That is why I was so disappointed when the boss of the Dutch secret service, Rob Bertholee, told a room full of readers of ‘De Correspondent’ that he wants to flip around the standard question about the so-called balance between privacy and security. "How much security do you want to give up for privacy?", he asked. This shows that he doesn’t see how fear has a deleterious effect on how we relate to each other. The question that has to be asked instead —by him too— is: How much societal integrity do we want to give up for a one-sided and anxious focus on security?
The earlier examples of false positives show a human failing. But more and more future decisions about us will be taken by computer algorithms using profiling data. On the basis of the collected data about us (where do we live, what is our ‘sentiment’ on social media, what have we bought recently) we are pigeonholed by the system.
Last summer, Google’s image recognition algorithm categorized Jacky Alciné’s black friend as a gorilla…

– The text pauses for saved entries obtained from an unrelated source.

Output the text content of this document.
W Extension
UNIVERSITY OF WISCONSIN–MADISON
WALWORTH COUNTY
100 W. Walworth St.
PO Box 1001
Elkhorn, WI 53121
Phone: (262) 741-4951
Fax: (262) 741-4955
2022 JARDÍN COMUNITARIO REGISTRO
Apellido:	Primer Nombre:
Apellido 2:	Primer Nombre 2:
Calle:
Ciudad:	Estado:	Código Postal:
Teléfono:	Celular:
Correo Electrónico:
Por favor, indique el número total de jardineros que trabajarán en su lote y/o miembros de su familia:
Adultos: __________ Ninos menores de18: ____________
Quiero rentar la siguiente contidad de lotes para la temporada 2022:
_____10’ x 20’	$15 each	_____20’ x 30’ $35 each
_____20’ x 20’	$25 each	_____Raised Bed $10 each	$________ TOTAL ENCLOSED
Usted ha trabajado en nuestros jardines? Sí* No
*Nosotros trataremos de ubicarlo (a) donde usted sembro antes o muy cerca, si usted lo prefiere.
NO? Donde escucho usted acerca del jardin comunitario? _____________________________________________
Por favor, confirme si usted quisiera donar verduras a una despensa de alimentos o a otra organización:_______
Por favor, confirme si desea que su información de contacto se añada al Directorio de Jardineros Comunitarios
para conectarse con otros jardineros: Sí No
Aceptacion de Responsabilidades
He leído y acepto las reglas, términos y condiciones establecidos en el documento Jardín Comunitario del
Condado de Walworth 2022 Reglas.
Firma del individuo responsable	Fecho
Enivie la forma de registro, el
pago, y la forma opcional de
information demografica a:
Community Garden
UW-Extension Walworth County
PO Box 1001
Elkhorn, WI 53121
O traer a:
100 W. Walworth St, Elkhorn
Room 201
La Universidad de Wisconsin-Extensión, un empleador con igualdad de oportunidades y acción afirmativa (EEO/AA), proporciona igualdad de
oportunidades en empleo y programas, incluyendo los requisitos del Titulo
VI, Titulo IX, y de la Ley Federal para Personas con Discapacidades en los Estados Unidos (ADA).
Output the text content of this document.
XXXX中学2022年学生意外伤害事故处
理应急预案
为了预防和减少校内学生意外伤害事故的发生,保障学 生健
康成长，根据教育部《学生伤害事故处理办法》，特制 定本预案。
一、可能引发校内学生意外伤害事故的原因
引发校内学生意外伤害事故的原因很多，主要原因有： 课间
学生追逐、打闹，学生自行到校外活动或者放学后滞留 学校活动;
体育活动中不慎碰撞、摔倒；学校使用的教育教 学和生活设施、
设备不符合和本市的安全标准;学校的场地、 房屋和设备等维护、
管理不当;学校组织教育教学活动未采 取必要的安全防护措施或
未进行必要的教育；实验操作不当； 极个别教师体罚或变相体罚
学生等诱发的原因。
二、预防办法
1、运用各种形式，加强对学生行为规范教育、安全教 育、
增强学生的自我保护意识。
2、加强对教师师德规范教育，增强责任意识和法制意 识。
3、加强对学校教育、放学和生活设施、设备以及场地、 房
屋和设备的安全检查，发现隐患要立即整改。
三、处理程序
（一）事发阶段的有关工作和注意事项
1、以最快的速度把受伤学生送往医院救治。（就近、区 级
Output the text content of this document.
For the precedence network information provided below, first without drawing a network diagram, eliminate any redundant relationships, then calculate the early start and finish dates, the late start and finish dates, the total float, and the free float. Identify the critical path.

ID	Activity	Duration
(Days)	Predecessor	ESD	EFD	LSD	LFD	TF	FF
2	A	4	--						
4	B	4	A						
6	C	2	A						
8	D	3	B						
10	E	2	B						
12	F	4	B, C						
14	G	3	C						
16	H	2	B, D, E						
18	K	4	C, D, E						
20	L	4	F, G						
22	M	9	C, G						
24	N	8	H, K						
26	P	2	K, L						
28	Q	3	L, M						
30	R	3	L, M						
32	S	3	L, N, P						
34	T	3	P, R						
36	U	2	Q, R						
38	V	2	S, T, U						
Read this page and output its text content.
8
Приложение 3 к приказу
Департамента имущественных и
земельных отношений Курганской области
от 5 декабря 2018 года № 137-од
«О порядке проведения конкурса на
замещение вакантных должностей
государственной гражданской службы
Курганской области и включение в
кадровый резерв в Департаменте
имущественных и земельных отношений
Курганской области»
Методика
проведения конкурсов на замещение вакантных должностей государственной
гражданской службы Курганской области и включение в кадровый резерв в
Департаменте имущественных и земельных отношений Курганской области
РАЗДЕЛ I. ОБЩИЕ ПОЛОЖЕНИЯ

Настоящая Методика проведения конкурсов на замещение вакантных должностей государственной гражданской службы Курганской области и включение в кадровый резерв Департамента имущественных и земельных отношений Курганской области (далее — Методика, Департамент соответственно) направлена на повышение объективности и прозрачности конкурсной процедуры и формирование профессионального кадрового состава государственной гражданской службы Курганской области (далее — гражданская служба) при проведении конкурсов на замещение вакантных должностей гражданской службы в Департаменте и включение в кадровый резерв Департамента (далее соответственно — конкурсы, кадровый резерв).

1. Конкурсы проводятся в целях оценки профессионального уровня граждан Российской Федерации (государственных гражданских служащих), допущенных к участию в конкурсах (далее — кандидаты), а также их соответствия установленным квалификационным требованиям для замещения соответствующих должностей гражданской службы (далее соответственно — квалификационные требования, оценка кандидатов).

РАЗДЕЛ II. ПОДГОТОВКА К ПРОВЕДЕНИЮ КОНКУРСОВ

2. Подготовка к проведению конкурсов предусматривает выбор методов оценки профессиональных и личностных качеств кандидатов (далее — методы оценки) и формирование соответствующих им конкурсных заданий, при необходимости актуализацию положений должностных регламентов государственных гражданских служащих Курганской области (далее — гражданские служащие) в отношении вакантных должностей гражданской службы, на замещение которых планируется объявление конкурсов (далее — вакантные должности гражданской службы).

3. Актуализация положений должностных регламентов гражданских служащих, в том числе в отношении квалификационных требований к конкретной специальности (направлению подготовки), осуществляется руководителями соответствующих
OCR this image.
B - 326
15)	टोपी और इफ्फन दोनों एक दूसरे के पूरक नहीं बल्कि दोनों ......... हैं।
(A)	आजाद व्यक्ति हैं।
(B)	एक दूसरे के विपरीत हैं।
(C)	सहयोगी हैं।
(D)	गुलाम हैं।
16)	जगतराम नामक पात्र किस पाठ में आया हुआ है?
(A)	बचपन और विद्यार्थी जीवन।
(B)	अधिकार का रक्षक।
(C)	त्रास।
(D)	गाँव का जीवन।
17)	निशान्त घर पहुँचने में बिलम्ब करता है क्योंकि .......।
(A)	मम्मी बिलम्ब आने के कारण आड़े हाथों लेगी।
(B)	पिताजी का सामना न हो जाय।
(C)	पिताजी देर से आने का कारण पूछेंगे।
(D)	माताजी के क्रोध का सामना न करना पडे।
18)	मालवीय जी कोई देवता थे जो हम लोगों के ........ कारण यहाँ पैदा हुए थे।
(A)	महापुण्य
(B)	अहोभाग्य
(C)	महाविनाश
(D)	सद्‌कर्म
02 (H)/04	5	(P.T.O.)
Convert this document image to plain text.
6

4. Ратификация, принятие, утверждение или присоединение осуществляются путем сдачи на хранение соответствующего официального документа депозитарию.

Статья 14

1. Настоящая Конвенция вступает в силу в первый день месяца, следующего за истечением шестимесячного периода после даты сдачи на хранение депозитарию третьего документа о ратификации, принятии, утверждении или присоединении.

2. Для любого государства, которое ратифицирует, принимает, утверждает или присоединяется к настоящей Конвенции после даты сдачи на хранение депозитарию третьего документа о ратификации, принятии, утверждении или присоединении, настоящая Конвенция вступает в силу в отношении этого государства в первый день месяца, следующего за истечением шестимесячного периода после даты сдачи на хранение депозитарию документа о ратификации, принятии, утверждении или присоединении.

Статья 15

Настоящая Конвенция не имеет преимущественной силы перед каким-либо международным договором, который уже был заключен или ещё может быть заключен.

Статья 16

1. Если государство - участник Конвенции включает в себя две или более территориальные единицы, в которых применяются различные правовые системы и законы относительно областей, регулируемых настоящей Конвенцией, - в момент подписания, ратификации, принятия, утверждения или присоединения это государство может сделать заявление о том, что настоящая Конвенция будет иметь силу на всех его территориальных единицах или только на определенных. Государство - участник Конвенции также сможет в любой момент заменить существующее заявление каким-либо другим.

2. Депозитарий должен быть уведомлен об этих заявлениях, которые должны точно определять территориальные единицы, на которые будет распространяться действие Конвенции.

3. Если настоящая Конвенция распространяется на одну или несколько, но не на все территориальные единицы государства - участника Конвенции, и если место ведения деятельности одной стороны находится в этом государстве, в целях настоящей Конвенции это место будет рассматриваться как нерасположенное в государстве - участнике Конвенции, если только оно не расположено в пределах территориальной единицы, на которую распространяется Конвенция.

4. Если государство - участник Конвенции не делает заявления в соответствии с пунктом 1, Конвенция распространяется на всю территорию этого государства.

Not only does this say something about the lack of diversity of the Google team, it also shows the current limitations of technology. The exact same machine learning techniques —including its preprogrammed biases— will make a guess whether you should be allowed to order at a web shop, whether you are eligible for a deduction on your insurance premium, if you aren’t being fraudulent with the mileage of your company car, and whether you are intending to travel to Syria of course. If you start looking for that one dangerous exception in massive amounts of data, you will by definition mostly find false positives. These wrongly profiled people are therefore the victim of our craving for more (false) security and for bigger data.
We have to keep resisting the fact that we are constantly being reduced to our profiles. We can really say that in the case of the digital civil rights movement everybody does have a share. So let us keep fighting together for an internet on which human rights are truly meaningful and for a society in which we can truly be free.